A higher decarbonization hurdle every year 

The Paris-Aligned Benchmark methodology enables investors a transparent and rules-based strategy to align their portfolios with science-based decarbonization goals and invest in those companies leading in emissions-reduction efforts. 

While adopting a PAB strategy significantly lowered the carbon footprint of both the European and the US portfolios, it was the latter that showed the biggest relative reduction as of March. In other words, investors in the US index achieved a higher sustainability impact with their dollars than did their European counterparts. Yet, as Brown writes, this edge may ebb in coming years as the 7% annual decarbonization objective embedded in the PAB indices becomes harder to attain.
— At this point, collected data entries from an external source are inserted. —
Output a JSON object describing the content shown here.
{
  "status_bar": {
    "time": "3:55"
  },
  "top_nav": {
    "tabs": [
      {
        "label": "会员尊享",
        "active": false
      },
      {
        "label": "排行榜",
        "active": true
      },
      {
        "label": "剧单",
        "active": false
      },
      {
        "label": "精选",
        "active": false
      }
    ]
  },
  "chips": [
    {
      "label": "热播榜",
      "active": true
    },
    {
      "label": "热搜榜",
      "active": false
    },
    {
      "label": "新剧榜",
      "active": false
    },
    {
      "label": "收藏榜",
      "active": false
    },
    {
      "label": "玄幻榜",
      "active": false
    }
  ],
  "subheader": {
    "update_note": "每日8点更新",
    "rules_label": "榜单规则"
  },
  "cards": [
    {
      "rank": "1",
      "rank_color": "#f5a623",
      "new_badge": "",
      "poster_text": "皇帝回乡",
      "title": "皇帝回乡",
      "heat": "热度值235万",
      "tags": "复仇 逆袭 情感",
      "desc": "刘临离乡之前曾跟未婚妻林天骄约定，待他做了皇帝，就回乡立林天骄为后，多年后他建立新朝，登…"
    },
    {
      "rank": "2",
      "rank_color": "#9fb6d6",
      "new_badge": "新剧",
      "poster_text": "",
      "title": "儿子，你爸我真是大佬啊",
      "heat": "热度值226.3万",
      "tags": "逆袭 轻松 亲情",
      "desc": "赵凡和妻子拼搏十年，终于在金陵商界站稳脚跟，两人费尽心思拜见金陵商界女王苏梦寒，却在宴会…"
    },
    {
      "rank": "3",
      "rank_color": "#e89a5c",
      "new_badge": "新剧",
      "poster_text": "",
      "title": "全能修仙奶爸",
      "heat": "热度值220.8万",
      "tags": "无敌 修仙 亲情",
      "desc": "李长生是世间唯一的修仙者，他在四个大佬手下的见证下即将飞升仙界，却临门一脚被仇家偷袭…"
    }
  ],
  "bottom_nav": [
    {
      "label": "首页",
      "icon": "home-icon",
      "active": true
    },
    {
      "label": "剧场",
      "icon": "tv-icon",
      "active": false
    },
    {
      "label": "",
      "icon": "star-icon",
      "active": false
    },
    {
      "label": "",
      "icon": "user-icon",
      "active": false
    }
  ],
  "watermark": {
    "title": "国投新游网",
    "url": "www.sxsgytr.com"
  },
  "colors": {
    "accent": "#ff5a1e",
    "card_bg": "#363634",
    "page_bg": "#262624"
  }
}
“Still, we remain firmly convinced that the Paris-Aligned Benchmark methodology offers companies substantial incentives to reduce emissions and be included in the benchmark,” Brown writes. “As more and more investors shift their investments into these kinds of strategies, this will be a win-win — not only for the environment, of course, but also for investors who will be able to invest in a well-diversified, broad-market benchmark.”
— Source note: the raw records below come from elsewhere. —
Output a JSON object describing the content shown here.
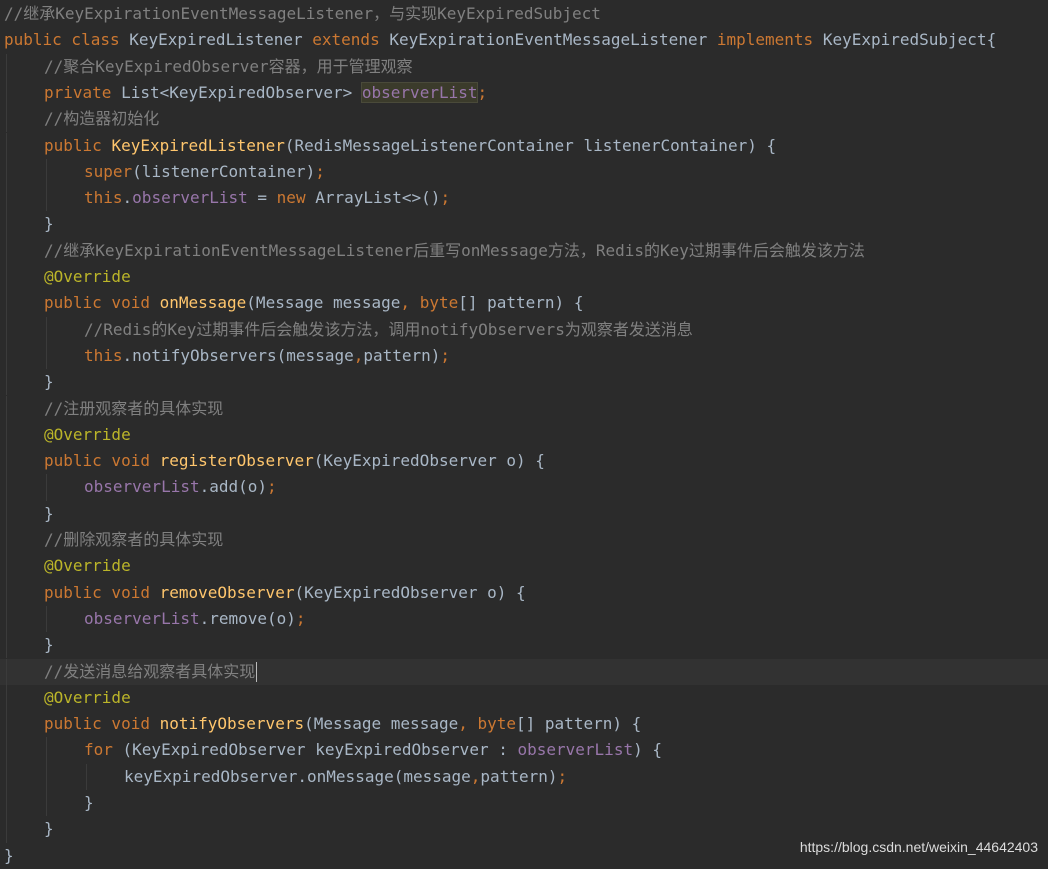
{
  "colors": {
    "background": "#2b2b2b",
    "current_line": "#323232",
    "keyword": "#cc7832",
    "method": "#ffc66d",
    "field": "#9876aa",
    "annotation": "#bbb529",
    "comment": "#808080",
    "plain": "#a9b7c6"
  },
  "editor": {
    "lines": [
      {
        "indent": 0,
        "tokens": [
          {
            "t": "//继承KeyExpirationEventMessageListener，与实现KeyExpiredSubject",
            "c": "comment"
          }
        ]
      },
      {
        "indent": 0,
        "tokens": [
          {
            "t": "public class ",
            "c": "keyword"
          },
          {
            "t": "KeyExpiredListener ",
            "c": "plain"
          },
          {
            "t": "extends ",
            "c": "keyword"
          },
          {
            "t": "KeyExpirationEventMessageListener ",
            "c": "plain"
          },
          {
            "t": "implements ",
            "c": "keyword"
          },
          {
            "t": "KeyExpiredSubject{",
            "c": "plain"
          }
        ]
      },
      {
        "indent": 1,
        "tokens": [
          {
            "t": "//聚合KeyExpiredObserver容器，用于管理观察",
            "c": "comment"
          }
        ]
      },
      {
        "indent": 1,
        "tokens": [
          {
            "t": "private ",
            "c": "keyword"
          },
          {
            "t": "List<KeyExpiredObserver> ",
            "c": "plain"
          },
          {
            "t": "observerList",
            "c": "field-hl"
          },
          {
            "t": ";",
            "c": "punct"
          }
        ]
      },
      {
        "indent": 1,
        "tokens": [
          {
            "t": "//构造器初始化",
            "c": "comment"
          }
        ]
      },
      {
        "indent": 1,
        "tokens": [
          {
            "t": "public ",
            "c": "keyword"
          },
          {
            "t": "KeyExpiredListener",
            "c": "method"
          },
          {
            "t": "(RedisMessageListenerContainer listenerContainer) {",
            "c": "plain"
          }
        ]
      },
      {
        "indent": 2,
        "tokens": [
          {
            "t": "super",
            "c": "keyword"
          },
          {
            "t": "(listenerContainer)",
            "c": "plain"
          },
          {
            "t": ";",
            "c": "punct"
          }
        ]
      },
      {
        "indent": 2,
        "tokens": [
          {
            "t": "this",
            "c": "keyword"
          },
          {
            "t": ".",
            "c": "plain"
          },
          {
            "t": "observerList",
            "c": "field"
          },
          {
            "t": " = ",
            "c": "plain"
          },
          {
            "t": "new ",
            "c": "keyword"
          },
          {
            "t": "ArrayList<>()",
            "c": "plain"
          },
          {
            "t": ";",
            "c": "punct"
          }
        ]
      },
      {
        "indent": 1,
        "tokens": [
          {
            "t": "}",
            "c": "plain"
          }
        ]
      },
      {
        "indent": 1,
        "tokens": [
          {
            "t": "//继承KeyExpirationEventMessageListener后重写onMessage方法，Redis的Key过期事件后会触发该方法",
            "c": "comment"
          }
        ]
      },
      {
        "indent": 1,
        "tokens": [
          {
            "t": "@Override",
            "c": "annotation"
          }
        ]
      },
      {
        "indent": 1,
        "tokens": [
          {
            "t": "public void ",
            "c": "keyword"
          },
          {
            "t": "onMessage",
            "c": "method"
          },
          {
            "t": "(Message message",
            "c": "plain"
          },
          {
            "t": ", ",
            "c": "punct"
          },
          {
            "t": "byte",
            "c": "keyword"
          },
          {
            "t": "[] pattern) {",
            "c": "plain"
          }
        ]
      },
      {
        "indent": 2,
        "tokens": [
          {
            "t": "//Redis的Key过期事件后会触发该方法，调用notifyObservers为观察者发送消息",
            "c": "comment"
          }
        ]
      },
      {
        "indent": 2,
        "tokens": [
          {
            "t": "this",
            "c": "keyword"
          },
          {
            "t": ".notifyObservers(message",
            "c": "plain"
          },
          {
            "t": ",",
            "c": "punct"
          },
          {
            "t": "pattern)",
            "c": "plain"
          },
          {
            "t": ";",
            "c": "punct"
          }
        ]
      },
      {
        "indent": 1,
        "tokens": [
          {
            "t": "}",
            "c": "plain"
          }
        ]
      },
      {
        "indent": 1,
        "tokens": [
          {
            "t": "//注册观察者的具体实现",
            "c": "comment"
          }
        ]
      },
      {
        "indent": 1,
        "tokens": [
          {
            "t": "@Override",
            "c": "annotation"
          }
        ]
      },
      {
        "indent": 1,
        "tokens": [
          {
            "t": "public void ",
            "c": "keyword"
          },
          {
            "t": "registerObserver",
            "c": "method"
          },
          {
            "t": "(KeyExpiredObserver o) {",
            "c": "plain"
          }
        ]
      },
      {
        "indent": 2,
        "tokens": [
          {
            "t": "observerList",
            "c": "field"
          },
          {
            "t": ".add(o)",
            "c": "plain"
          },
          {
            "t": ";",
            "c": "punct"
          }
        ]
      },
      {
        "indent": 1,
        "tokens": [
          {
            "t": "}",
            "c": "plain"
          }
        ]
      },
      {
        "indent": 1,
        "tokens": [
          {
            "t": "//删除观察者的具体实现",
            "c": "comment"
          }
        ]
      },
      {
        "indent": 1,
        "tokens": [
          {
            "t": "@Override",
            "c": "annotation"
          }
        ]
      },
      {
        "indent": 1,
        "tokens": [
          {
            "t": "public void ",
            "c": "keyword"
          },
          {
            "t": "removeObserver",
            "c": "method"
          },
          {
            "t": "(KeyExpiredObserver o) {",
            "c": "plain"
          }
        ]
      },
      {
        "indent": 2,
        "tokens": [
          {
            "t": "observerList",
            "c": "field"
          },
          {
            "t": ".remove(o)",
            "c": "plain"
          },
          {
            "t": ";",
            "c": "punct"
          }
        ]
      },
      {
        "indent": 1,
        "tokens": [
          {
            "t": "}",
            "c": "plain"
          }
        ]
      },
      {
        "indent": 1,
        "current": true,
        "tokens": [
          {
            "t": "//发送消息给观察者具体实现",
            "c": "comment"
          }
        ]
      },
      {
        "indent": 1,
        "tokens": [
          {
            "t": "@Override",
            "c": "annotation"
          }
        ]
      },
      {
        "indent": 1,
        "tokens": [
          {
            "t": "public void ",
            "c": "keyword"
          },
          {
            "t": "notifyObservers",
            "c": "method"
          },
          {
            "t": "(Message message",
            "c": "plain"
          },
          {
            "t": ", ",
            "c": "punct"
          },
          {
            "t": "byte",
            "c": "keyword"
          },
          {
            "t": "[] pattern) {",
            "c": "plain"
          }
        ]
      },
      {
        "indent": 2,
        "tokens": [
          {
            "t": "for ",
            "c": "keyword"
          },
          {
            "t": "(KeyExpiredObserver keyExpiredObserver : ",
            "c": "plain"
          },
          {
            "t": "observerList",
            "c": "field"
          },
          {
            "t": ") {",
            "c": "plain"
          }
        ]
      },
      {
        "indent": 3,
        "tokens": [
          {
            "t": "keyExpiredObserver.onMessage(message",
            "c": "plain"
          },
          {
            "t": ",",
            "c": "punct"
          },
          {
            "t": "pattern)",
            "c": "plain"
          },
          {
            "t": ";",
            "c": "punct"
          }
        ]
      },
      {
        "indent": 2,
        "tokens": [
          {
            "t": "}",
            "c": "plain"
          }
        ]
      },
      {
        "indent": 1,
        "tokens": [
          {
            "t": "}",
            "c": "plain"
          }
        ]
      },
      {
        "indent": 0,
        "tokens": [
          {
            "t": "}",
            "c": "plain"
          }
        ]
      }
    ]
  },
  "watermark": "https://blog.csdn.net/weixin_44642403"
}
This new study may be of special interest for investors in the process of transitioning to a low-carbon strategy. You can access the whitepaper here for a complete risk analysis of the STOXX PAB indices. 

1 Melissa R. Brown, ‘The Best Bang for Your Climate-Aware Buck (Or Pound, Euro, Yen – You Name It),’ Qontigo, June 2021. 
2 The report in particular analyzes the carbon exposure of the 400 stocks that are part of the broader STOXX® USA 900 Index but not of the STOXX USA 500. 
3 Sector name is Oil, Gas and Consumable Fuels.